England's Euro 2012 hopes are in danger of being wrecked before they have even left for their Krakow base after Frank Lampard was ruled out with a thigh injury.
There was a pessimistic feeling around the Three Lions camp last night over the chances of a scan into the injury Lampard suffered during only his second day of training offering good news.
And so it has proved.
Manager Roy Hodgson has been informed the tear Lampard sustained would not heal in time for the Chelsea midfielder to feature in any of England's three group games, the last of which is against co-hosts Ukraine in Donetsk on April 19.
It left Hodgson with little option other than to tell Lampard he was out.
Subject to UEFA clearance, Liverpool's Jordan Henderson will replace the 33-year-old.
However, that in itself tells only half the story.
With Gareth Barry also ruled out after suffering a stomach strain in Saturday's friendly win over Norway in Oslo, Hodgson has now lost 143 caps from his central midfield resources.
And, because the England coach took what seemed to be the fairly sensible step of replacing Barry with a defender in Phil Jagielka, instead he has Henderson, who was making only his second international appearance in Oslo.

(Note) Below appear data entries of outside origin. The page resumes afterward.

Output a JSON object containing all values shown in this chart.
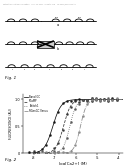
{
  "header_text": "Patent Application Publication    Sep. 22, 2011  Sheet 1 of 8    US 2011/0229895 A1",
  "fig1_label": "Fig. 1",
  "fig2_label": "Fig. 2",
  "ylabel": "FLUORESCENCE (AU)",
  "xlabel": "log[Ca2+] (M)",
  "legend": [
    "Basal GC",
    "RCaMP",
    "Twitch1",
    "RGenGC Venus"
  ],
  "background": "#ffffff",
  "x_range": [
    -8.5,
    -3.8
  ],
  "y_range": [
    0,
    1.1
  ],
  "curves": [
    {
      "x50": -7.1,
      "hill": 2.2,
      "color": "#111111",
      "ls": "-",
      "label": "Basal GC"
    },
    {
      "x50": -6.6,
      "hill": 2.5,
      "color": "#333333",
      "ls": "--",
      "label": "RCaMP"
    },
    {
      "x50": -6.3,
      "hill": 2.8,
      "color": "#555555",
      "ls": ":",
      "label": "Twitch1"
    },
    {
      "x50": -5.8,
      "hill": 3.0,
      "color": "#888888",
      "ls": "-.",
      "label": "RGenGC Venus"
    }
  ]
}
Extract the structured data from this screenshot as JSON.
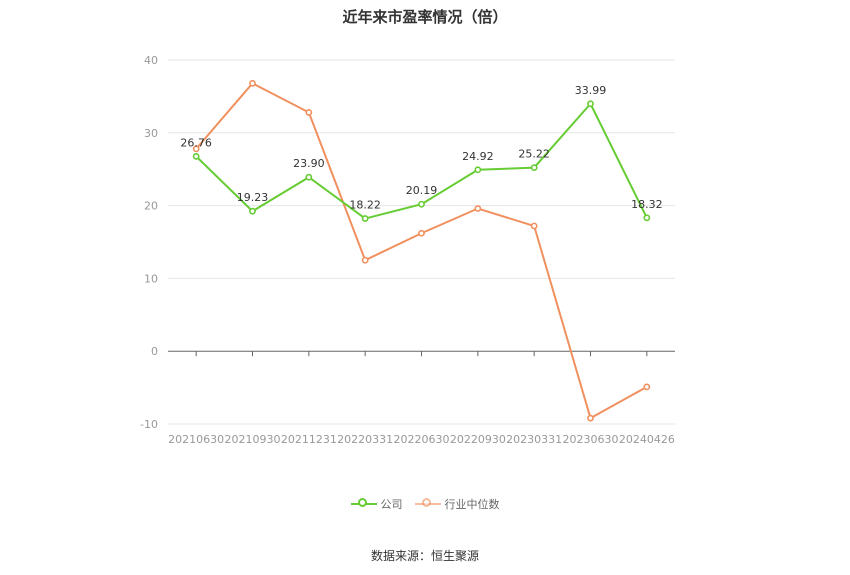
{
  "title": "近年来市盈率情况（倍）",
  "source": "数据来源：恒生聚源",
  "chart_data": {
    "type": "line",
    "categories": [
      "20210630",
      "20210930",
      "20211231",
      "20220331",
      "20220630",
      "20220930",
      "20230331",
      "20230630",
      "20240426"
    ],
    "ylim": [
      -10,
      40
    ],
    "yticks": [
      -10,
      0,
      10,
      20,
      30,
      40
    ],
    "grid": true,
    "legend_position": "bottom",
    "series": [
      {
        "name": "公司",
        "color": "#66cc33",
        "values": [
          26.76,
          19.23,
          23.9,
          18.22,
          20.19,
          24.92,
          25.22,
          33.99,
          18.32
        ],
        "labels": [
          "26.76",
          "19.23",
          "23.90",
          "18.22",
          "20.19",
          "24.92",
          "25.22",
          "33.99",
          "18.32"
        ]
      },
      {
        "name": "行业中位数",
        "color": "#f0905e",
        "values": [
          27.8,
          36.8,
          32.8,
          12.5,
          16.2,
          19.6,
          17.2,
          -9.2,
          -4.9
        ]
      }
    ]
  }
}
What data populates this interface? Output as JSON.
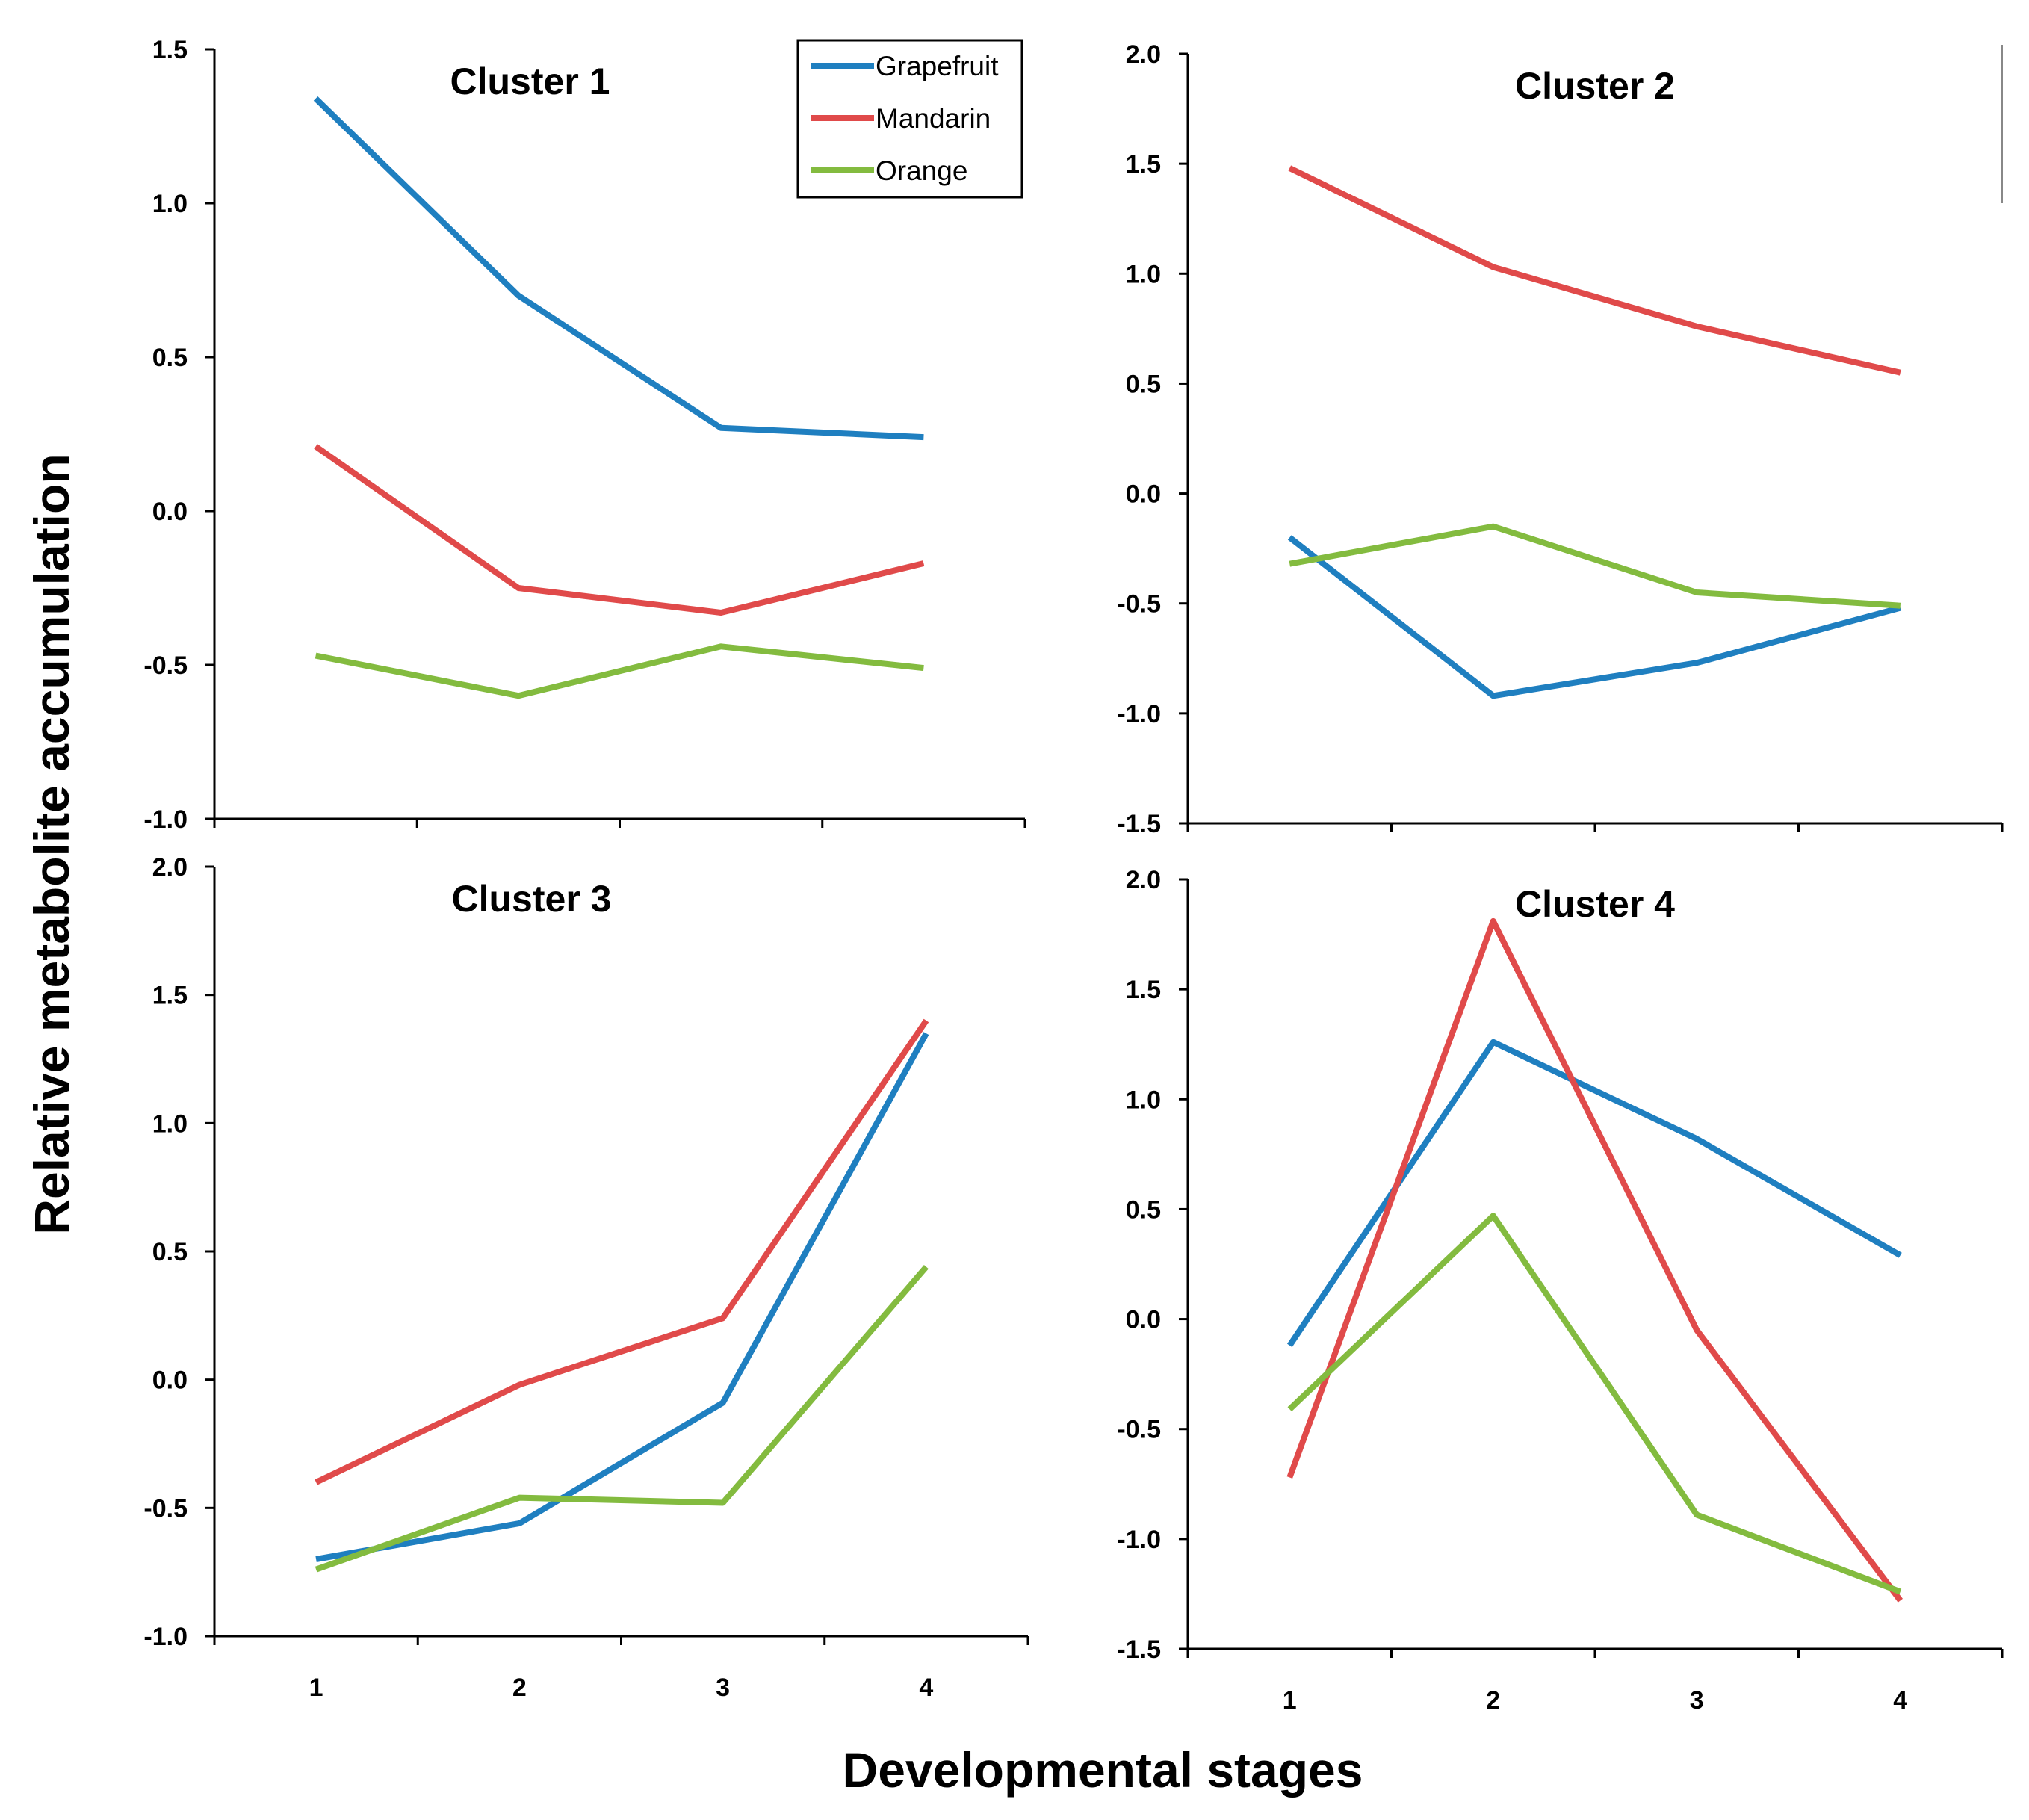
{
  "figure": {
    "ylabel": "Relative metabolite accumulation",
    "xlabel": "Developmental stages"
  },
  "legend": [
    {
      "name": "Grapefruit",
      "color": "#1f7fc0"
    },
    {
      "name": "Mandarin",
      "color": "#e04a4a"
    },
    {
      "name": "Orange",
      "color": "#83bb3f"
    }
  ],
  "chart_data": [
    {
      "type": "line",
      "title": "Cluster 1",
      "x": [
        "1",
        "2",
        "3",
        "4"
      ],
      "ylim": [
        -1.0,
        1.5
      ],
      "yticks": [
        "1.5",
        "1.0",
        "0.5",
        "0.0",
        "-0.5",
        "-1.0"
      ],
      "xticks": [],
      "series": [
        {
          "name": "Grapefruit",
          "values": [
            1.34,
            0.7,
            0.27,
            0.24
          ]
        },
        {
          "name": "Mandarin",
          "values": [
            0.21,
            -0.25,
            -0.33,
            -0.17
          ]
        },
        {
          "name": "Orange",
          "values": [
            -0.47,
            -0.6,
            -0.44,
            -0.51
          ]
        }
      ]
    },
    {
      "type": "line",
      "title": "Cluster 2",
      "x": [
        "1",
        "2",
        "3",
        "4"
      ],
      "ylim": [
        -1.5,
        2.0
      ],
      "yticks": [
        "2.0",
        "1.5",
        "1.0",
        "0.5",
        "0.0",
        "-0.5",
        "-1.0",
        "-1.5"
      ],
      "xticks": [],
      "series": [
        {
          "name": "Grapefruit",
          "values": [
            -0.2,
            -0.92,
            -0.77,
            -0.52
          ]
        },
        {
          "name": "Mandarin",
          "values": [
            1.48,
            1.03,
            0.76,
            0.55
          ]
        },
        {
          "name": "Orange",
          "values": [
            -0.32,
            -0.15,
            -0.45,
            -0.51
          ]
        }
      ]
    },
    {
      "type": "line",
      "title": "Cluster 3",
      "x": [
        "1",
        "2",
        "3",
        "4"
      ],
      "ylim": [
        -1.0,
        2.0
      ],
      "yticks": [
        "2.0",
        "1.5",
        "1.0",
        "0.5",
        "0.0",
        "-0.5",
        "-1.0"
      ],
      "xticks": [
        "1",
        "2",
        "3",
        "4"
      ],
      "series": [
        {
          "name": "Grapefruit",
          "values": [
            -0.7,
            -0.56,
            -0.09,
            1.35
          ]
        },
        {
          "name": "Mandarin",
          "values": [
            -0.4,
            -0.02,
            0.24,
            1.4
          ]
        },
        {
          "name": "Orange",
          "values": [
            -0.74,
            -0.46,
            -0.48,
            0.44
          ]
        }
      ]
    },
    {
      "type": "line",
      "title": "Cluster 4",
      "x": [
        "1",
        "2",
        "3",
        "4"
      ],
      "ylim": [
        -1.5,
        2.0
      ],
      "yticks": [
        "2.0",
        "1.5",
        "1.0",
        "0.5",
        "0.0",
        "-0.5",
        "-1.0",
        "-1.5"
      ],
      "xticks": [
        "1",
        "2",
        "3",
        "4"
      ],
      "series": [
        {
          "name": "Grapefruit",
          "values": [
            -0.12,
            1.26,
            0.82,
            0.29
          ]
        },
        {
          "name": "Mandarin",
          "values": [
            -0.72,
            1.81,
            -0.05,
            -1.28
          ]
        },
        {
          "name": "Orange",
          "values": [
            -0.41,
            0.47,
            -0.89,
            -1.24
          ]
        }
      ]
    }
  ]
}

Indeed, Henderson's selection as a standby player was questioned by many given he did not have the best of debut campaigns with Liverpool, even if he was usually played out of position by axed boss Kenny Dalglish.
“It's a huge blow for the team, especially coming after the loss of another senior player in Gareth Barry,” said Hodgson.
“The fact that the doctor cannot guarantee Frank could take part in any of the group matches means we have to replace him in the central midfield area.
“Apart from it being a huge blow to me and the team, I'm especially disappointed for Frank himself.
“He has been in very good form and was looking forward to the tournament.
“He made a huge contribution towards us qualifying for the Euros so it is cruel to be forced out through injury just before the tournament.”
It puts more significance on the absences of Manchester United duo Michael Carrick and Paul Scholes, although Hodgson last week said the former man didn't want to be selected if he wasn't going to get an integral role and felt the latter was probably of the same opinion.
Nevertheless, today's news puts more weight onto the shoulders of skipper Steven Gerrard, especially as Scott Parker, who will surely partner the Liverpool man in central midfield, only made his comeback from an Achilles injury at the weekend.
Other than Henderson, Hodgson's only other options are Phil Jones - who occupied a central midfield berth in England's momentous win over Spain at Wembley in November - and Manchester City's James Milner, who tends to occupy wider positions.
Considering star striker Wayne Rooney is suspended for England's opening two games, against France and Sweden, they now face a tough task just to retain a chance of qualification going into the Ukraine game, when so much will be demanded of the Manchester United forward.
Long-term, the news could have severe consequences for Lampard's entire international career.
He will be 36 by the time the next World Cup reaches its conclusion and with the likes of Jack Wilshere, Jack Rodwell and Tom Cleverley all keen to pursue their international careers, Lampard's place in the squad to face Moldova and Ukraine next September in the first round of qualifiers cannot be taken for granted.